Kevin Durant has played a large role in keeping the ship afloat with Golden State Warriors teammates Stephen Curry and Draymond Green sitting the last couple of weeks.
While a 23-point loss to the Milwaukee Bucks brought insult to injury, as the Warriors lost Curry to a groin injury, the team was able to rebound with a win over the Brooklyn Nets — all before a nightmarish stretch saw them lose four of five games as the team struggled to adapt.
The problem lingered, as a loss to the Oklahoma City Thunder compiled a four-game skid — the longest in Steve Kerr's tenure.
Durant, who played well but not excellent during that losing streak, remembers how he was able to snap out of that funk.




“Portland got us started,” Durant told Anthony Slater of The Athletic. “Because they played back in the pick-and-roll.

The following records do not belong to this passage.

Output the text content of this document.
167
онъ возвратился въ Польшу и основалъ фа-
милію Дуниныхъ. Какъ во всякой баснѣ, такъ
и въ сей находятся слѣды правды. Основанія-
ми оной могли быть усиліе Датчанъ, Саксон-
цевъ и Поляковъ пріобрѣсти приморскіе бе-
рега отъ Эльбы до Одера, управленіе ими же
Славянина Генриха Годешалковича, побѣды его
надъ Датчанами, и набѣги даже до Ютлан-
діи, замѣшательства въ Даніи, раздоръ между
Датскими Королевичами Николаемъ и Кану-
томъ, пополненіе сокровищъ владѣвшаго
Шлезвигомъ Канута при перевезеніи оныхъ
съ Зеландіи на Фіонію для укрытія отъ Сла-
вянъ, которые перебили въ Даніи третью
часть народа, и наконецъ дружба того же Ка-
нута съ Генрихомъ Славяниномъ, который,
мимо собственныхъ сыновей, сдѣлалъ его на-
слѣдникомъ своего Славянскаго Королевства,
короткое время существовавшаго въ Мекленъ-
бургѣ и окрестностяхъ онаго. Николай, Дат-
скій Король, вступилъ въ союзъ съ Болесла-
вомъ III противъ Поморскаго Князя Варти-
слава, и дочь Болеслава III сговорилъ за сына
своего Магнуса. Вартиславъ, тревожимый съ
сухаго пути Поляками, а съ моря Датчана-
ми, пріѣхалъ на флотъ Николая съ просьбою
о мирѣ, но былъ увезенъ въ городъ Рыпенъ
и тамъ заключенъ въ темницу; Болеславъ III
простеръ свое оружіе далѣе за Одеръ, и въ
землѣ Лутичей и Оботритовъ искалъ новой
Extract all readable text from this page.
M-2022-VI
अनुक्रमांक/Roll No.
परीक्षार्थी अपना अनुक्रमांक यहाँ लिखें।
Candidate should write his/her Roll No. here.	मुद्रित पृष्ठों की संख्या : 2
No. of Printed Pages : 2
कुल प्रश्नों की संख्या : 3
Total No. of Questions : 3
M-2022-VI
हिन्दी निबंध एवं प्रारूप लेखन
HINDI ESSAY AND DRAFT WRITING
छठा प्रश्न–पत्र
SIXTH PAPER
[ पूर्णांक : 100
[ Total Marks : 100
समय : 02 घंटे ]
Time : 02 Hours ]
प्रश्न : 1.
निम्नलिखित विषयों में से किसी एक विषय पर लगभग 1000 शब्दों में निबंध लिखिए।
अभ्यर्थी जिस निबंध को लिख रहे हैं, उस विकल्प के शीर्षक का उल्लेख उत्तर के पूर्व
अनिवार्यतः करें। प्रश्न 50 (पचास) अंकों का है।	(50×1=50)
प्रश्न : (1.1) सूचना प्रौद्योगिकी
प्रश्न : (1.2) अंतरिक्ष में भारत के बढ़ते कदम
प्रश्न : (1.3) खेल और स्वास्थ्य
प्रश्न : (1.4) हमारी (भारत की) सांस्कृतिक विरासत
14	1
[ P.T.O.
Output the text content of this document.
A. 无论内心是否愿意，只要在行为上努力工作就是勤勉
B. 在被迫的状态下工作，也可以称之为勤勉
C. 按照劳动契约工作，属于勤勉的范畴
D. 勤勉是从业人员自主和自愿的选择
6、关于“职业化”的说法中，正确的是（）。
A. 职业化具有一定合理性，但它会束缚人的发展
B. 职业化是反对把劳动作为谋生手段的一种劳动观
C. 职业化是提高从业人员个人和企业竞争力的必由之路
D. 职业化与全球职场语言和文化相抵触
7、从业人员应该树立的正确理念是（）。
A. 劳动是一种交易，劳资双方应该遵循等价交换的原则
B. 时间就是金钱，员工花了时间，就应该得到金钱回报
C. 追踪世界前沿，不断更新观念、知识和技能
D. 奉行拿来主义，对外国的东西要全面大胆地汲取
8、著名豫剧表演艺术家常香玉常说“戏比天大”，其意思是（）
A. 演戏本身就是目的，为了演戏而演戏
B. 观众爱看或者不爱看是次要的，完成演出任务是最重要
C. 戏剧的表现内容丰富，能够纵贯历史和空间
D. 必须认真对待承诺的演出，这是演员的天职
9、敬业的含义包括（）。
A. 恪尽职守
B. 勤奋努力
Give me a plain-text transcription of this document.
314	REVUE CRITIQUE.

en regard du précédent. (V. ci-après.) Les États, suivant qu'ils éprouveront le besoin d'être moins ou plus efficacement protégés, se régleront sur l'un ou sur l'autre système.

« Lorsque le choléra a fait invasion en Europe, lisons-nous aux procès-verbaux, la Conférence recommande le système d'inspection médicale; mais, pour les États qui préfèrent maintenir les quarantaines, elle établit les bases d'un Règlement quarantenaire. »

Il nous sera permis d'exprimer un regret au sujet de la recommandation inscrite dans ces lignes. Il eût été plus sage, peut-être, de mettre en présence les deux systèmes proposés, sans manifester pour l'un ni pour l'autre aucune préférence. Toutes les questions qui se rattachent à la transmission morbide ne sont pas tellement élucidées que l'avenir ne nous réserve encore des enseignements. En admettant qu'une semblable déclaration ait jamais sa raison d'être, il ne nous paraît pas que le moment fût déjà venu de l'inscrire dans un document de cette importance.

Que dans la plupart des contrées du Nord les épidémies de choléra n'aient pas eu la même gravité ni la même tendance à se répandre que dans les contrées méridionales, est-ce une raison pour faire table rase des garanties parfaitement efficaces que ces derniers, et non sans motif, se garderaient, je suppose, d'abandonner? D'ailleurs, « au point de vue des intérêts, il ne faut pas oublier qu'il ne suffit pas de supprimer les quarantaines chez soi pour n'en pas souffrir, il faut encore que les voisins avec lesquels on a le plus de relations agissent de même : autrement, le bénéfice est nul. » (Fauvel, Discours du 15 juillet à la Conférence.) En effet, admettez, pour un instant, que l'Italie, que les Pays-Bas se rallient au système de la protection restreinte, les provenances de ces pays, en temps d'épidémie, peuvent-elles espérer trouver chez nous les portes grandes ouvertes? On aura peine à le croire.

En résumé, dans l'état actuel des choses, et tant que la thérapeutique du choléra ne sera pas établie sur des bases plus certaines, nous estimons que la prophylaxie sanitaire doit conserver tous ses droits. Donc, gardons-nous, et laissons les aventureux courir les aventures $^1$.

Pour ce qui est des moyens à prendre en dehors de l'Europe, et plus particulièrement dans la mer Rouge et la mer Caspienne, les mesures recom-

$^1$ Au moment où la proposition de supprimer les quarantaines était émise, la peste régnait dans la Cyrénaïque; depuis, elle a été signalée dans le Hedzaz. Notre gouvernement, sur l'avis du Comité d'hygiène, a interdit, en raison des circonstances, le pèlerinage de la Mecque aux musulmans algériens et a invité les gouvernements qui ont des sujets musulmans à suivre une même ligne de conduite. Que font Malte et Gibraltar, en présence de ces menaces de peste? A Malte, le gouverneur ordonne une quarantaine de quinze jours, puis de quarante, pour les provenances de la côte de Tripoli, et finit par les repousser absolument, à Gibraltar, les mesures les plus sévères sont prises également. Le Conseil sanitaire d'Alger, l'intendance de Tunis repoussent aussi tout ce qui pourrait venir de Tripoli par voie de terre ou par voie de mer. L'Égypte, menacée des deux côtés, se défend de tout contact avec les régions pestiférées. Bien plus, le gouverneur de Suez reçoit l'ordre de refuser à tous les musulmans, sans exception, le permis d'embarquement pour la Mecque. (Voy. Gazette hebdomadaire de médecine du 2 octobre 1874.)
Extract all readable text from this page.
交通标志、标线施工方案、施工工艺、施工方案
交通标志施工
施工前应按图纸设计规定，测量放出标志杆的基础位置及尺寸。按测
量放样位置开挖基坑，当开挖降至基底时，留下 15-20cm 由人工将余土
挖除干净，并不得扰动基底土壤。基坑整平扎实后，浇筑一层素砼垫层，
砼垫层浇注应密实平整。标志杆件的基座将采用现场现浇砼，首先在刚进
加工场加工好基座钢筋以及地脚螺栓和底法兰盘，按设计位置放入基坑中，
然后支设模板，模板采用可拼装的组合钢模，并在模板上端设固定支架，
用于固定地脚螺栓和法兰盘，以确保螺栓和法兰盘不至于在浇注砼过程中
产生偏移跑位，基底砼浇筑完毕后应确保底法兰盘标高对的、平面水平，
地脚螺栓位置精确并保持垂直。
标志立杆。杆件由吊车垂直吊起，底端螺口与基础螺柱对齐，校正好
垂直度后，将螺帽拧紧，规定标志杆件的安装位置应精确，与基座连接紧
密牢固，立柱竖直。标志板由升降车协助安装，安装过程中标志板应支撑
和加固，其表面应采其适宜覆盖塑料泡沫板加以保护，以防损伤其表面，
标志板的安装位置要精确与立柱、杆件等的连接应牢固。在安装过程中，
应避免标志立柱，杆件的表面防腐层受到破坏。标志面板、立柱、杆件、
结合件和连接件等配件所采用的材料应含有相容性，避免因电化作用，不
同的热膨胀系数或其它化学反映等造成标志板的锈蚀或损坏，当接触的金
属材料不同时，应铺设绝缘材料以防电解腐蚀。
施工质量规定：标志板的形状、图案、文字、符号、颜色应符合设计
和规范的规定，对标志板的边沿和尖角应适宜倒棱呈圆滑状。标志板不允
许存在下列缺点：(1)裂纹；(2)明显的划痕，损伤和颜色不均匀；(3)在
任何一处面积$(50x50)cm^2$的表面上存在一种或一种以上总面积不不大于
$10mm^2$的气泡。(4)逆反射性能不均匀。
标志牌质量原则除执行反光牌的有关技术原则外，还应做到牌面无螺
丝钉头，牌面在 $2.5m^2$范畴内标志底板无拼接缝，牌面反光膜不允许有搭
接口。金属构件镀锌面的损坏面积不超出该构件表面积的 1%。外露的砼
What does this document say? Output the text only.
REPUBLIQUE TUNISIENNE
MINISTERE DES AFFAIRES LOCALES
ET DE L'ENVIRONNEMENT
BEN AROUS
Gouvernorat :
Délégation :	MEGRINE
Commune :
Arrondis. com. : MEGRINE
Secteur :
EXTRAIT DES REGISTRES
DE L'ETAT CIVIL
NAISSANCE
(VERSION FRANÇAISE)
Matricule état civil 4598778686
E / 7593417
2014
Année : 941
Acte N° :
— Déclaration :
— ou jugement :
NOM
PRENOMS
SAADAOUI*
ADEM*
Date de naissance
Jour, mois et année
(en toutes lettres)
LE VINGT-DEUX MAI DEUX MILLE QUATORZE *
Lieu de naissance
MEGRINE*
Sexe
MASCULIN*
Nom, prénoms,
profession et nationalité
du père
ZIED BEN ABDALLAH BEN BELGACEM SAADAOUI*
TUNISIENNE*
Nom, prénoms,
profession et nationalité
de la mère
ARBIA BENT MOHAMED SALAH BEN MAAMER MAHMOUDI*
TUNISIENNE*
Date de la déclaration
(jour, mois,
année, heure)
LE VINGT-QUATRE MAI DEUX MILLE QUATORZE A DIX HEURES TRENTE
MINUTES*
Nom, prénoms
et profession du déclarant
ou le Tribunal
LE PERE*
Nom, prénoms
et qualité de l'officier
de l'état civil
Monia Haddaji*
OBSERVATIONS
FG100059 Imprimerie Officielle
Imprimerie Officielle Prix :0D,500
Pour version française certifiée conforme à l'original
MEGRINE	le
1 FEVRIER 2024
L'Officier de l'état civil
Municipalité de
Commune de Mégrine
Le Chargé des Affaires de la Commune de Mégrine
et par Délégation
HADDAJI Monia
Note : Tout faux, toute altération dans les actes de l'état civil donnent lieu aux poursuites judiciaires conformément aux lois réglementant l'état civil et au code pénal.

I was able to get some space.”
“The previous four games (before Portland), there was a lot of help, but it was just, well, sometimes there was help and sometimes there wasn’t and it kind of threw me off a bit, had me forcing and pressing things. Especially since we weren’t making shots.
“Everything just kind of compounds itself. You can’t make a shot, you feel like there’s a lot of help, you don’t know where the help is going to come from. My mind was scrambled. I’ve slowed down a bit since that Portland game. We got some stops, they played back in the pick-and-roll and I got going.”
Durant has scored 176 points in the last four games, starting with the Trail Blazers — 100 of them in the last two games alone. He's shooting a blistering 54 percent throughout those games, despite getting the bulk of playmaking duties and some of the defensive load with Green out with a toe injury.
The game has surely slowed down for Kevin Durant, who has now climbed to the second spot on the scoring leader's ladder with 30.1 points per game, second only to former teammate James Harden of the Houston Rockets.